罗刹仰天长叹,颇有些心酸:“我还不如继续做鬼魂……”
当夜晚膳,一家五口齐聚一桌。
照旧,罗嶷夸夸其谈一炷香,尽禾再发钱一炷香。
最后面无表情的罗荆起身,从桌边案头拿起一摞码得整整齐齐的账本。
无数的字从他唇间快速蹦出,语气却毫无波澜。
朱砂听得恹恹欲睡,在桌下猛挠罗刹的手心:“何时才能用膳?”
罗刹眉头紧锁,无声说了两个字:“尚早。”
好不容易等到罗荆念完,身边的罗刹低着头,小声道:“我去年没赚多少,只五枚金铤。”
罗嶷半眯着眼,敲敲桌子:“二郎,虽说我们一族的钱来得特别容易,但你自身也需努力些。”
罗刹一再保证:“阿耶放心,我今年一定努力赚钱。”
一家人喝到半夜。
酒过三巡,尽禾的眼眶先红了,拉着朱砂的手哭诉道:“你给他涨涨工钱吧。上回大头鬼进山赴宴,特意问我二郎月钱几何?我支支吾吾半晌,没脸说是两贯钱。”

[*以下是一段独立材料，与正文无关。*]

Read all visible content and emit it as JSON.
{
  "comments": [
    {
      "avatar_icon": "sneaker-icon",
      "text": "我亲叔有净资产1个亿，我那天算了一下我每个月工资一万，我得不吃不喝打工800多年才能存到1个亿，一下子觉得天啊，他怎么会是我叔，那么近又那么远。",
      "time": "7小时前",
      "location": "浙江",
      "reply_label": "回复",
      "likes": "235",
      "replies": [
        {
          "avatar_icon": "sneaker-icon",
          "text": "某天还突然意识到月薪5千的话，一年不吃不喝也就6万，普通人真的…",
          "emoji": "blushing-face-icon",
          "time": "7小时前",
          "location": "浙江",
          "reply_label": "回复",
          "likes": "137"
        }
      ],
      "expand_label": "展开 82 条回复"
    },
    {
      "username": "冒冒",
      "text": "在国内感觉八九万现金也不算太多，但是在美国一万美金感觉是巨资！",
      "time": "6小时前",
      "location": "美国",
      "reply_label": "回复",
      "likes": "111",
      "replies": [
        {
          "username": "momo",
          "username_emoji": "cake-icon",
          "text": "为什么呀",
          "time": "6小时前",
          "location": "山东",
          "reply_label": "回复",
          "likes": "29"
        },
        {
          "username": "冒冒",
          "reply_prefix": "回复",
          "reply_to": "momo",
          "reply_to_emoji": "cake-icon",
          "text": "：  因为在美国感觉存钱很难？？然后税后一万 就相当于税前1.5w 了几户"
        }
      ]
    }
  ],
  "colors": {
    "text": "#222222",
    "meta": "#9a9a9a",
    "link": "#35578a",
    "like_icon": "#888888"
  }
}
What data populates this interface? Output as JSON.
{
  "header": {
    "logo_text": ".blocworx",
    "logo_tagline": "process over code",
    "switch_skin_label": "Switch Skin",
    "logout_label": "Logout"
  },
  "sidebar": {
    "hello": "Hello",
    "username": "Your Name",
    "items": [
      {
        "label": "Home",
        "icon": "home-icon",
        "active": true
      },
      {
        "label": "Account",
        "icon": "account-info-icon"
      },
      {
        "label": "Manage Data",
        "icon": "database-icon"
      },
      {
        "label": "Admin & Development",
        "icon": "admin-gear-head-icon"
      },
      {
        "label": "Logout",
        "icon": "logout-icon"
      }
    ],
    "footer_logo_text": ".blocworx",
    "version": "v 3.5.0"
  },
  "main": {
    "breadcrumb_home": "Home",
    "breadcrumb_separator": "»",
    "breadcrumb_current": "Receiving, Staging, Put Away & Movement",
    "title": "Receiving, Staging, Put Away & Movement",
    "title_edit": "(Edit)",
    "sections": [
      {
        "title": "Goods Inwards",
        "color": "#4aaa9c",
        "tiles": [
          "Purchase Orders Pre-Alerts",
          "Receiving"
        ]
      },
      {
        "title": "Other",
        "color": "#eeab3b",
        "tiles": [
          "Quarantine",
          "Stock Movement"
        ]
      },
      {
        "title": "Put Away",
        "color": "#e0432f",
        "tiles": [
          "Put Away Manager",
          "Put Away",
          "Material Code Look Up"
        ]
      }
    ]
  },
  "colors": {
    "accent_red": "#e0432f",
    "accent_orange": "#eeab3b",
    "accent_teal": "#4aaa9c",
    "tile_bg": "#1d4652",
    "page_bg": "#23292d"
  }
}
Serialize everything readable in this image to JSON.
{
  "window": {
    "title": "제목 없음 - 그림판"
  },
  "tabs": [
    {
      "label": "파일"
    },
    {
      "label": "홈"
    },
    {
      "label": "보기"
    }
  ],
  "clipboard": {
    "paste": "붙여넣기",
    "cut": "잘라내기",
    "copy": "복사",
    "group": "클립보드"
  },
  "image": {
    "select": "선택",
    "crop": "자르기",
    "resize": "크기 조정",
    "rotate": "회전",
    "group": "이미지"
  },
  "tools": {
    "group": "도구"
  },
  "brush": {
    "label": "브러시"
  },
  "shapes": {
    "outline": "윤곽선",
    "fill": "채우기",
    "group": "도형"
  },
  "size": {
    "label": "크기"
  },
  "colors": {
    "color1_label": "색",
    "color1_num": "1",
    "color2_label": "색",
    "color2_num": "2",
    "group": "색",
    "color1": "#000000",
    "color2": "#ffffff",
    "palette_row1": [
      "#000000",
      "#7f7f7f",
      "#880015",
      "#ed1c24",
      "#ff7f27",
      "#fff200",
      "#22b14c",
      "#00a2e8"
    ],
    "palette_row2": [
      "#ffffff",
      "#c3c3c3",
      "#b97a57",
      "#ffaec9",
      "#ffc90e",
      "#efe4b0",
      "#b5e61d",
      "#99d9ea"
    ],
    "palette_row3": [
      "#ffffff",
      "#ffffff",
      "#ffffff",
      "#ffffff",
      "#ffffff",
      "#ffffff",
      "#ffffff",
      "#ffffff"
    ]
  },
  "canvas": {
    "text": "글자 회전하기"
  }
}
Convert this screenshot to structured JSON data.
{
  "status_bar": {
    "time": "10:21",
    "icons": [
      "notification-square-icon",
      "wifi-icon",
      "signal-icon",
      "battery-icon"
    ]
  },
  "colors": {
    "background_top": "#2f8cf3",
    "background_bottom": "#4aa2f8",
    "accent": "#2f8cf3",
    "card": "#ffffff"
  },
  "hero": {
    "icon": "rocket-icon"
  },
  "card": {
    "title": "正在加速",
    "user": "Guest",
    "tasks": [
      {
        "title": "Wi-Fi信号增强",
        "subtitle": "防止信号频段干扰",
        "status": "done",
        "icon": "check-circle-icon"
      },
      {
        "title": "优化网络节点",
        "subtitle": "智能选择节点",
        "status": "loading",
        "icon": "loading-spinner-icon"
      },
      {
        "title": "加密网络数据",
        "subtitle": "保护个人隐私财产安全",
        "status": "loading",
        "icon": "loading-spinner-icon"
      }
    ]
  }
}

朱砂醉眼朦胧,拍拍罗刹的肩膀:“阿娘放心,我回去便给他涨工钱。”
“你打算涨到多少?”
“三贯钱,如何?”
“五贯钱,算阿娘求你了。”
“行,五贯钱!”
日子翻过正月十五,罗刹右手牵着朱砂,左手拖着几箱金器下山。
路过朱大贵的坟,朱砂领着罗刹上前祭拜。
离开前,她好意拂开木板上的雪。岂料,等看清上面的字,她顿时笑得花枝乱颤。